A 500mg paracetamol brand ‘Cetophen’ manufactured by Lomus Pharmaceuticals Pvt Ltd has been found substandard in laboratory tests.

Batch CT-2023 of the medicine, which is widely used to reduce pain and fever, failed to meet quality standards, according to the Department of Drug Administration (DDA), the national drug regulator.

“The drug was supplied to the Nepal Army, which sent us samples for quality check,” said Narayan Dhakal, director general of the department. “The drug might have been sent to the market also, so we have directed the manufacturer to recall the medicine and inform us.”

Paracetamol, or acetaminophen, is an over-the-counter drug used worldwide. It is used to treat many conditions—including headache, muscle ache, arthritis, backache, toothache, sore throat, menstrual pain, musculoskeletal pain, cold and fever.

Nepal government has listed paracetamol as an essential drug and provides it free of cost from state-run health facilities across the country. The drug is available in the market under different brand names, with Cetamol, manufactured by the state-owned Nepal Drug Limited, the most commonly available brand.

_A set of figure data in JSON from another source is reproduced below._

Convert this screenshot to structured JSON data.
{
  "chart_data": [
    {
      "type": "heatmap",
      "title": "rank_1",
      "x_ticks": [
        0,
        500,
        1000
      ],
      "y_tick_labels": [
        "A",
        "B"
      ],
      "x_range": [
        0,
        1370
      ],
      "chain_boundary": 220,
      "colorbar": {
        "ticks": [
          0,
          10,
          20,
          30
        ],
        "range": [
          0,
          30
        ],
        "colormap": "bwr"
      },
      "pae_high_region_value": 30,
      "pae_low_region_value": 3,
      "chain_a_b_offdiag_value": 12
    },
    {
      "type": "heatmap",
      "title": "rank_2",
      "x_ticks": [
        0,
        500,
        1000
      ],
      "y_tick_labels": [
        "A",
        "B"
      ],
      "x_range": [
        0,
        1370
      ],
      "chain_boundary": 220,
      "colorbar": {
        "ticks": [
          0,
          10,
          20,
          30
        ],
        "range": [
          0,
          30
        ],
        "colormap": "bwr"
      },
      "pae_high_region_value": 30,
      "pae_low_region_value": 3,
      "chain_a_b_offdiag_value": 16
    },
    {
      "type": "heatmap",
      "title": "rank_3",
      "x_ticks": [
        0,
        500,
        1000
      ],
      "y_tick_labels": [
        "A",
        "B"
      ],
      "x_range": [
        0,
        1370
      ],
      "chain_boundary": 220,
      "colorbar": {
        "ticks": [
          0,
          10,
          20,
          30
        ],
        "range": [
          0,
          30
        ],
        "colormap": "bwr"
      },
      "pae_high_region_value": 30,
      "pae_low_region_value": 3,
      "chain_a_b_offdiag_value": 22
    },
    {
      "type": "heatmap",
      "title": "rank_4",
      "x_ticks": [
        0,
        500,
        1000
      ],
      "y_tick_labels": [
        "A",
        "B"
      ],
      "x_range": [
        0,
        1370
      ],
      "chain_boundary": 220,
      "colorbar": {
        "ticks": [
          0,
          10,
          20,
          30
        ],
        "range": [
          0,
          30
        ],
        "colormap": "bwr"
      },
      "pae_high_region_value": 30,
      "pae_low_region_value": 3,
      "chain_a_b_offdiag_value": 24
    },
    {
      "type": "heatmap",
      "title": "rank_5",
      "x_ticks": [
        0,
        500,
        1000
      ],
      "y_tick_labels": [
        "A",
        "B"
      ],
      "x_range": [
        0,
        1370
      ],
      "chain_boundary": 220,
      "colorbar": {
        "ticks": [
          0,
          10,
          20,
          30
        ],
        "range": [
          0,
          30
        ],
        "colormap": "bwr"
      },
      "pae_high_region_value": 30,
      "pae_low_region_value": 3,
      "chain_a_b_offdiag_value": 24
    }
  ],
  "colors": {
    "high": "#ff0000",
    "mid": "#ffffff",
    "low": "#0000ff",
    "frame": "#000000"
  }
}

Paracetamol is among the 96 medicines whose prices were determined by the department some 16 years ago.

The DDA regularly collects drugs through random sampling methods from pharmacies across the country and tests in its own laboratory to examine if the medicines being sold in markets comply with quality standards.

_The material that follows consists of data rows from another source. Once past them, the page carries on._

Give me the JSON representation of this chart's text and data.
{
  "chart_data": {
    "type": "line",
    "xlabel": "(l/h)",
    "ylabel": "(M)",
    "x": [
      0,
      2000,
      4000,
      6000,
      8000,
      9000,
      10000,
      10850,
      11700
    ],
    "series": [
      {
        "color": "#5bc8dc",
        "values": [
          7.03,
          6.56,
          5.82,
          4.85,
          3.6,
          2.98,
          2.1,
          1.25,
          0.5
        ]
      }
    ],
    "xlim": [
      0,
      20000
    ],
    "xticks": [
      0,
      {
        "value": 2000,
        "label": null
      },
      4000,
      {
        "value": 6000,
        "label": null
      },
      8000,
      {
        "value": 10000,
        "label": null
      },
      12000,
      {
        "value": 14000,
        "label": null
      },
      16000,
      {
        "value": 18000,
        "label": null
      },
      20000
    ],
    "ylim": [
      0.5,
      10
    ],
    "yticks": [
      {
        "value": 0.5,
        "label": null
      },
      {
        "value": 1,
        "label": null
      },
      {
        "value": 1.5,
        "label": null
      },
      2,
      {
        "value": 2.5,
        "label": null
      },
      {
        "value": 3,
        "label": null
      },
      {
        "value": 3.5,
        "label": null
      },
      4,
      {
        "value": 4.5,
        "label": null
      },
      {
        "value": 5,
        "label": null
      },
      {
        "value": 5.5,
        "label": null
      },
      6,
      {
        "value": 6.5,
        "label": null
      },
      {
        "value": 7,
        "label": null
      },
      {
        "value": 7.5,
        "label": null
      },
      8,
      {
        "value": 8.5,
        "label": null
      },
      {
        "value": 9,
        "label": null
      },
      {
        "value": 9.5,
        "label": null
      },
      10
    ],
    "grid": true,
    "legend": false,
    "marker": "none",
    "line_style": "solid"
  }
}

Dhakal informed that with the latest paracetamol recall, the number of drugs withdrawn from the market since the start of the fiscal year 2023/24 has reached nine.

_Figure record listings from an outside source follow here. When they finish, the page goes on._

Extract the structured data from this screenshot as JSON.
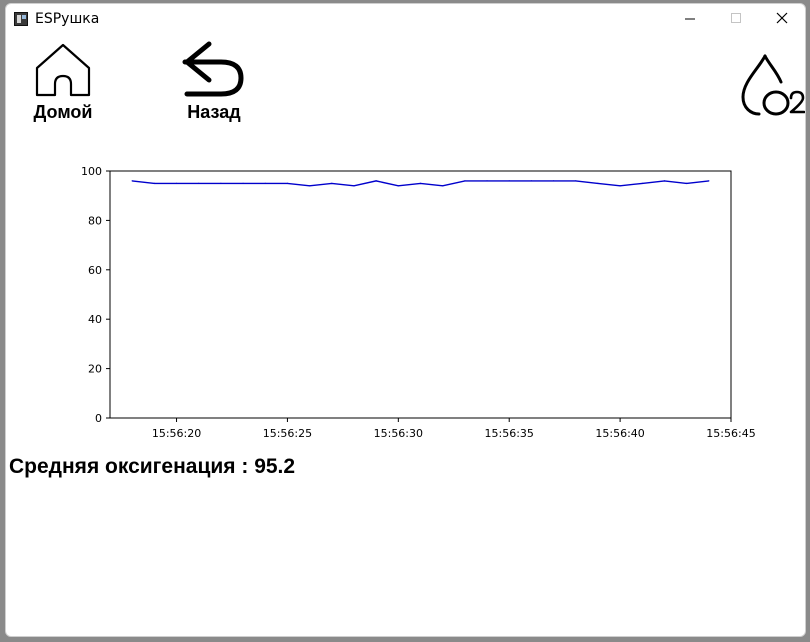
{
  "window": {
    "title": "ESPушка"
  },
  "nav": {
    "home_label": "Домой",
    "back_label": "Назад"
  },
  "icons": {
    "app": "app-icon",
    "home": "home-icon",
    "back": "back-arrow-icon",
    "o2": "o2-drop-icon",
    "minimize": "minimize-icon",
    "maximize": "maximize-icon",
    "close": "close-icon"
  },
  "chart_data": {
    "type": "line",
    "title": "",
    "xlabel": "",
    "ylabel": "",
    "ylim": [
      0,
      100
    ],
    "yticks": [
      0,
      20,
      40,
      60,
      80,
      100
    ],
    "xlim": [
      "15:56:17",
      "15:56:45"
    ],
    "xticks": [
      "15:56:20",
      "15:56:25",
      "15:56:30",
      "15:56:35",
      "15:56:40",
      "15:56:45"
    ],
    "grid": false,
    "series": [
      {
        "color": "#0000cc",
        "x": [
          "15:56:18",
          "15:56:19",
          "15:56:20",
          "15:56:21",
          "15:56:22",
          "15:56:23",
          "15:56:24",
          "15:56:25",
          "15:56:26",
          "15:56:27",
          "15:56:28",
          "15:56:29",
          "15:56:30",
          "15:56:31",
          "15:56:32",
          "15:56:33",
          "15:56:34",
          "15:56:35",
          "15:56:36",
          "15:56:37",
          "15:56:38",
          "15:56:39",
          "15:56:40",
          "15:56:41",
          "15:56:42",
          "15:56:43",
          "15:56:44"
        ],
        "values": [
          96,
          95,
          95,
          95,
          95,
          95,
          95,
          95,
          94,
          95,
          94,
          96,
          94,
          95,
          94,
          96,
          96,
          96,
          96,
          96,
          96,
          95,
          94,
          95,
          96,
          95,
          96
        ]
      }
    ]
  },
  "summary": {
    "avg_text": "Средняя оксигенация : 95.2"
  }
}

The department’s report showed that around 11 percent of medicines sold in the last fiscal year across the country have been found substandard in laboratory examinations. Officials had directed the respective manufacturing companies to recall those drugs from the market.

However, it is not known if all those substandard drugs were recalled or sold to patients, as the department does not have the capacity to ensure all substandard medicines are recalled on time.

The DDA officials admit that due to a shortage of staff, they cannot always monitor if all those drugs have been recalled or not.

The department publishes a notice on its website instructing respective companies to recall those drugs at the earliest. But most of the time, those substandard drugs already get sold out by the time the notices are published, as it takes several months for the department to perform tests in its laboratory due to understaffing.